Ramené en Tunisie, il se retrouve fin 1946 dans le bataillon de marche du 4e RTT nouvellement formé pour partir en Indochine (à droite, sur le bateau vers l’Indochine). De mars 1947 à octobre 1949, le sergent-chef Fekih se retrouve dans la région de Phan Thiet en Annam où il élabore et met en pratique ses propres idées sur la mission de pacification que s’est assignée l’armée française. Sans se départir de sa loyauté envers la France, alors que les maquis communistes tentent – comme les SS allemands – une opération de séduction des troupes indigènes au nom de la décolonisation, Mahmoud explique à ses interlocuteurs vietnamiens qu’il n’est pas venu “casser du Viet”, mais rétablir la paix. Cela consiste à protéger les villages contre les incursions de guerriers Moï, à creuser des puits, à organiser des écoles. Sa politique d’ouverture vers la population locale est appréciée des cadres vietminh, ce qui n’empêchera pas Mahmoud d’engager des combats violents contre les incursions et les attaques du Vietminh contre son fortin.

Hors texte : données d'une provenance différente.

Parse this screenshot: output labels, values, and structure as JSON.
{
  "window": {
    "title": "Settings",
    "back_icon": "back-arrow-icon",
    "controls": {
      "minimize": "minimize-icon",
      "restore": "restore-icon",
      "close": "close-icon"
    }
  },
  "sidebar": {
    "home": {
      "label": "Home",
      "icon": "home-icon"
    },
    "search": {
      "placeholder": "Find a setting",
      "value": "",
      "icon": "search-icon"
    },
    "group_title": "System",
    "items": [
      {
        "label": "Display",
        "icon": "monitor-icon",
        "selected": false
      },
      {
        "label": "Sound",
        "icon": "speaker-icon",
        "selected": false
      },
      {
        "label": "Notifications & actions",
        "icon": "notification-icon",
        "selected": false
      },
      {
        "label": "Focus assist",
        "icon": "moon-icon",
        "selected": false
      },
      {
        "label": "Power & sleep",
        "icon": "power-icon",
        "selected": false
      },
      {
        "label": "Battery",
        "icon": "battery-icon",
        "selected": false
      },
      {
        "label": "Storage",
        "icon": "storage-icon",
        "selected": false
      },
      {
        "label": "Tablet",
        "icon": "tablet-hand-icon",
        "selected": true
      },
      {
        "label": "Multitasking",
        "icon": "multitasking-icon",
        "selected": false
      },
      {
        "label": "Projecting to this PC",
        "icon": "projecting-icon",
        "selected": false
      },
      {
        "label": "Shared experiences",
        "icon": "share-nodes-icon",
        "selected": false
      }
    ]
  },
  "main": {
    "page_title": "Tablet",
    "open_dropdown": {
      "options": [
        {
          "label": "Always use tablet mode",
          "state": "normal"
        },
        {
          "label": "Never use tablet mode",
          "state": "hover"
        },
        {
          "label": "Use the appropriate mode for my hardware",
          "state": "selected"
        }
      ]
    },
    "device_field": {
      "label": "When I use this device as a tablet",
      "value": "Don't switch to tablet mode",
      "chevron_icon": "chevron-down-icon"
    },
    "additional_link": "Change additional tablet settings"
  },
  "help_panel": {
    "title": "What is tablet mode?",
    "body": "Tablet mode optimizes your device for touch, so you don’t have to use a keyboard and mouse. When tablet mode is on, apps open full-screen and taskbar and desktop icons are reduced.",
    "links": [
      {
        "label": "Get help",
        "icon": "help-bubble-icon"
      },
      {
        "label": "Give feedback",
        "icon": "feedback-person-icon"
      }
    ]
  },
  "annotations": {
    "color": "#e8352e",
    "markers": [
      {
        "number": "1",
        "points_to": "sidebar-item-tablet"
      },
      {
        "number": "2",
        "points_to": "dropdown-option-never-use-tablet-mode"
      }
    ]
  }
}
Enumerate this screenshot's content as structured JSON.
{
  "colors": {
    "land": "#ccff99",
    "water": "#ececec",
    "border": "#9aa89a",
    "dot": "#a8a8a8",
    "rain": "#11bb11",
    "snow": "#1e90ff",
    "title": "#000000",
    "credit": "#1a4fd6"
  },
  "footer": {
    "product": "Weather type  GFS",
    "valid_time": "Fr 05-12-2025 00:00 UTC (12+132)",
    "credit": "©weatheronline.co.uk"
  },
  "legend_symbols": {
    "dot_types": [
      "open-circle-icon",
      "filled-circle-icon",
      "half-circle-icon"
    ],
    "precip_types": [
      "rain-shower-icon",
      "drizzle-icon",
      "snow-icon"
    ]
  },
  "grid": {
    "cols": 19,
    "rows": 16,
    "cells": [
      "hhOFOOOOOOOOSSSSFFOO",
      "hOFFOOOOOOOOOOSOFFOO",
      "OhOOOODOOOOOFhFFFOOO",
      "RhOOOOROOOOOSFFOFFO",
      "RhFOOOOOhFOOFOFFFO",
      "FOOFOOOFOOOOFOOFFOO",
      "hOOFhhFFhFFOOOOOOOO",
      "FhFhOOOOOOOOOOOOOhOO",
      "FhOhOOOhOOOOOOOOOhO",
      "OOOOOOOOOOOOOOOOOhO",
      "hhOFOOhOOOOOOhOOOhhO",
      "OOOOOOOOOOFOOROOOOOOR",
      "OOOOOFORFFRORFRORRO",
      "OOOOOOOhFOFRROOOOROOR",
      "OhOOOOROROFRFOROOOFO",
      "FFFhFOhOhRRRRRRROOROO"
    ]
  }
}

Malgré les suspicions de certains officiers de la sécurité militaire, malgré des tiraillements sérieux avec un régiment de Légion temporairement affecté dans sa zone et dont les actions violentes lui rappellent la Wehrmacht (“ils étaient tous Allemands”, racontera-t-il), son commandement est apprécié par l’état-major français qui lui attribue la médaille coloniale.
Mais son questionnement sur la nature de la pacification demeure et lorsqu’à l’été 1949 son unité est relevée, c’est pratiquement avant le tournant où le conflit indochinois va dramatiquement se durcir en s’internationalisant avec un soutien chinois au Vietminh d’un côté, un soutien américain aux Français de l’autre, et la fin des illusions sur la pacification avec les offensives permanentes de la guérilla.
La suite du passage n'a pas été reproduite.